Ne pas soutenir cette initiative liminaire qu’est le retrait d’Abdelaziz Bouteflika, c’est ourdir en catimini un plan de succession. Par contre, interpeller ouvertement les grands décideurs afin qu’ils nomment Mouloud Hamrouche comme le conducteur d’un processus menant à la légitimité démocratique, semble une solution intermédiaire admissible. Elle accordera en effet de la crédibilité aux candidats du futur scrutin présidentiel, les installera dans les meilleures conditions à partir du moment où s’opère concomitamment la refonte du champ médiatique. Tel que configuré, celui-ci favorisera allégrement les circuits réactionnaires protégés par des magistrats au garde-à-vous. Les mois de la préparation électorale devront donc également se conjuguer avec une révision complète du corps judiciaire, correction sans laquelle la modernité politique étouffera dans l’œuf.

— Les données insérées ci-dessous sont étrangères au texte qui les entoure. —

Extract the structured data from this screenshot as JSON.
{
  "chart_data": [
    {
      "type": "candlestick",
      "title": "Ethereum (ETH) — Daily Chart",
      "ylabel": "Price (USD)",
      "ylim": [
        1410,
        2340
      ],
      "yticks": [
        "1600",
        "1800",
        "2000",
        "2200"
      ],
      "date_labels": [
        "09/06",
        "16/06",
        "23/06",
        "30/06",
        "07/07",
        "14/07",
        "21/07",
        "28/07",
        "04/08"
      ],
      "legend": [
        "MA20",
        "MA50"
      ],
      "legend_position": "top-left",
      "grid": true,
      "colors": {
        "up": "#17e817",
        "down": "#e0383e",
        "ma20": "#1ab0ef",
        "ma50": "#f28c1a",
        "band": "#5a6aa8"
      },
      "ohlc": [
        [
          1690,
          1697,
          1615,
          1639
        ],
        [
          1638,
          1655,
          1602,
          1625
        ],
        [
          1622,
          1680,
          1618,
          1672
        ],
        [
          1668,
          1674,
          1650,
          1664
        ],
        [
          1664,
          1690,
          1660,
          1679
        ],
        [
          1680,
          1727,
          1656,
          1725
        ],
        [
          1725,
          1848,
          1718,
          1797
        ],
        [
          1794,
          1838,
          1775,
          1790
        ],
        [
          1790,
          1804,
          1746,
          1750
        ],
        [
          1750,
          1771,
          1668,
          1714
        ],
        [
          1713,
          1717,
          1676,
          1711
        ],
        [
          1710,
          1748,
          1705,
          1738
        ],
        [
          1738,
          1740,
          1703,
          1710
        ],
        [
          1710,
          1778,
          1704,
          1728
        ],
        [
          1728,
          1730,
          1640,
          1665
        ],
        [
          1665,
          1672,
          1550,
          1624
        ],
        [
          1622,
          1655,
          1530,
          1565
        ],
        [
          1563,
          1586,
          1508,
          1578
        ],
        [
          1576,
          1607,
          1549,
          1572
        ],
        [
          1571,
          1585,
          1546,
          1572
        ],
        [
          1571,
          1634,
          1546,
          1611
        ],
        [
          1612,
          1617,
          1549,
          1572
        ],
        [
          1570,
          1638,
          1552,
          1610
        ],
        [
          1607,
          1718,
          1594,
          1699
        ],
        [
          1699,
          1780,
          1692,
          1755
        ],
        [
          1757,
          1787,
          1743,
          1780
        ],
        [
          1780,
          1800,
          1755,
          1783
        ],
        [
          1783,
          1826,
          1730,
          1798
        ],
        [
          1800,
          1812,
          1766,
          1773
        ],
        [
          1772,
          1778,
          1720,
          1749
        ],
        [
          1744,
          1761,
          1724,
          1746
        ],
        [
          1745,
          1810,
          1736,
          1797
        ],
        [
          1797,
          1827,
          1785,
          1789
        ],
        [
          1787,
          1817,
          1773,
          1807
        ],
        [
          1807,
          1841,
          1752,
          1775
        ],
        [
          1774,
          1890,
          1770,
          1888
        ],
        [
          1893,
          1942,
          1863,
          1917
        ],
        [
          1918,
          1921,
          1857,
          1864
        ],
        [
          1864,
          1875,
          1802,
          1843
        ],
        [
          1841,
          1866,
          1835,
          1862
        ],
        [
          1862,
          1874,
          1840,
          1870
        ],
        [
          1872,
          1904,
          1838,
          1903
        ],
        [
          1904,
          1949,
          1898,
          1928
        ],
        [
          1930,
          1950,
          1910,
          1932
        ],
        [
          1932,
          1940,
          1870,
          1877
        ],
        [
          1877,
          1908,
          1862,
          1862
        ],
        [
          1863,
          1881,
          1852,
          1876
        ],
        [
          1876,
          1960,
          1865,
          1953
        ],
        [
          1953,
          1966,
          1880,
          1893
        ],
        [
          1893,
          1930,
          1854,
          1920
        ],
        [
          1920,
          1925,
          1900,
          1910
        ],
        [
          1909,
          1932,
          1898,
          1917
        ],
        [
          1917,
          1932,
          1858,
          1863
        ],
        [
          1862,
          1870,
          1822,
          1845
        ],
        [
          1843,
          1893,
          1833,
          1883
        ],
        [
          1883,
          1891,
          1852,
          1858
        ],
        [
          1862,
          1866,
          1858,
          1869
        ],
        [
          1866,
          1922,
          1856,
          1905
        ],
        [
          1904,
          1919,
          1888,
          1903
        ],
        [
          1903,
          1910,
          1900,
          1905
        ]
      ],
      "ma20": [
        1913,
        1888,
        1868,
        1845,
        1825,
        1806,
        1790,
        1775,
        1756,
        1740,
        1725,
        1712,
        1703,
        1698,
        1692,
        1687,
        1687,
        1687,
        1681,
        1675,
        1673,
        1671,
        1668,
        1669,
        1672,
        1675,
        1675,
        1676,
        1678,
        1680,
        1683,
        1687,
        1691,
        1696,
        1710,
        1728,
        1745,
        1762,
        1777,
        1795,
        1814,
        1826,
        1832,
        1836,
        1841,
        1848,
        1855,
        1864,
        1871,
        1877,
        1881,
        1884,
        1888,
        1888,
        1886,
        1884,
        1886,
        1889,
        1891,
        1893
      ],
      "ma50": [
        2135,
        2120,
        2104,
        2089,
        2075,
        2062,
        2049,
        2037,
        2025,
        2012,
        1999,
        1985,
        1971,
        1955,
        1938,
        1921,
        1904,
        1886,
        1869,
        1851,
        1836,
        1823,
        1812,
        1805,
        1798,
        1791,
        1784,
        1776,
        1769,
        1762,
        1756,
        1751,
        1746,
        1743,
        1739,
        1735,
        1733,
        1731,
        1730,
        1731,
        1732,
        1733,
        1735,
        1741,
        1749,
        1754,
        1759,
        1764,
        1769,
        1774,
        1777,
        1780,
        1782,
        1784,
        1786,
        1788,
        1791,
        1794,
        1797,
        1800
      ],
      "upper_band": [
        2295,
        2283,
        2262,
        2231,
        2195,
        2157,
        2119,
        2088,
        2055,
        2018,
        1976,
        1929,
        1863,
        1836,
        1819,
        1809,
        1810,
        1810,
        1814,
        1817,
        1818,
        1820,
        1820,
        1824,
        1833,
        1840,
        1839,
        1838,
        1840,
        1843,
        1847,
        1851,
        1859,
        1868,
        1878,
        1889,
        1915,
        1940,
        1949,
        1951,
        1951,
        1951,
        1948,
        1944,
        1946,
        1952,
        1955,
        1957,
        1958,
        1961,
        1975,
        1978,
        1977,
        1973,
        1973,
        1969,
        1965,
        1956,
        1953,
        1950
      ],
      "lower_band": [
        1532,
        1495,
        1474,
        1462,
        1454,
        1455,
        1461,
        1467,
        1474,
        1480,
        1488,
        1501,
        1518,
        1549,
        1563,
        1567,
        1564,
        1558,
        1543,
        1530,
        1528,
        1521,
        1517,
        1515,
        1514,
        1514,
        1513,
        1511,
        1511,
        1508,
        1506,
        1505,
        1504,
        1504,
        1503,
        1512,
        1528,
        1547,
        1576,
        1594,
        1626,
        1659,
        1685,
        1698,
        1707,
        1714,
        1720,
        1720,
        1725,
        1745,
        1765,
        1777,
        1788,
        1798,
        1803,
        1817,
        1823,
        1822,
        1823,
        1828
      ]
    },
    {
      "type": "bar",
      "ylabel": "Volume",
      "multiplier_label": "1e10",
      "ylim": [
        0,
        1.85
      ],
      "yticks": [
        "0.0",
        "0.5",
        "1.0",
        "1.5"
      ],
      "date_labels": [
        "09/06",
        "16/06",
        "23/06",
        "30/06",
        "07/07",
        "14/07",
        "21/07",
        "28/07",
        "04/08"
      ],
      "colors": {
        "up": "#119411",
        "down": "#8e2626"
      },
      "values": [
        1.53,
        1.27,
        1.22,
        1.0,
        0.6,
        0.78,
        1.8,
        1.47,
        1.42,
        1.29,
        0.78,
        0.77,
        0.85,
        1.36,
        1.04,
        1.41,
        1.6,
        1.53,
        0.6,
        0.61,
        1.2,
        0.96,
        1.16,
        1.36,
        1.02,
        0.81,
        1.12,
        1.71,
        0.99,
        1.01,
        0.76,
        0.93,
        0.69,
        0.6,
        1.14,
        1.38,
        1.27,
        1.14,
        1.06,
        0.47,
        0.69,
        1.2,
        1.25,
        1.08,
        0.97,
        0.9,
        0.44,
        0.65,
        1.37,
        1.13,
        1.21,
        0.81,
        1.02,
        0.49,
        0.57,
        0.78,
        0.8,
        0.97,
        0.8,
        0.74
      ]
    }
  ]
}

Plutôt que de se positionner en simples spectateurs de la chose publique, écrivains, chroniqueurs, plasticiens, cinéastes, metteurs en scène, comédiens, musiciens, chanteurs, blogueurs, étudiants ont à se mobiliser en faveur d’un vaste élan de libres expressions, à peser favorablement sur l’échéance présidentielle de 2019 (ou plus). İl ne s’agira pas alors d’accorder un blanc-seing au guide de l’éventuelle transition consensuelle, mais de l’épauler pendant ce temps de réadaptation, de contraindre par là même le sommet comploteur à lâcher du lest : de l’empêcher de sortir, en ultime ressort, un autre leurre de la boîte de Pandore.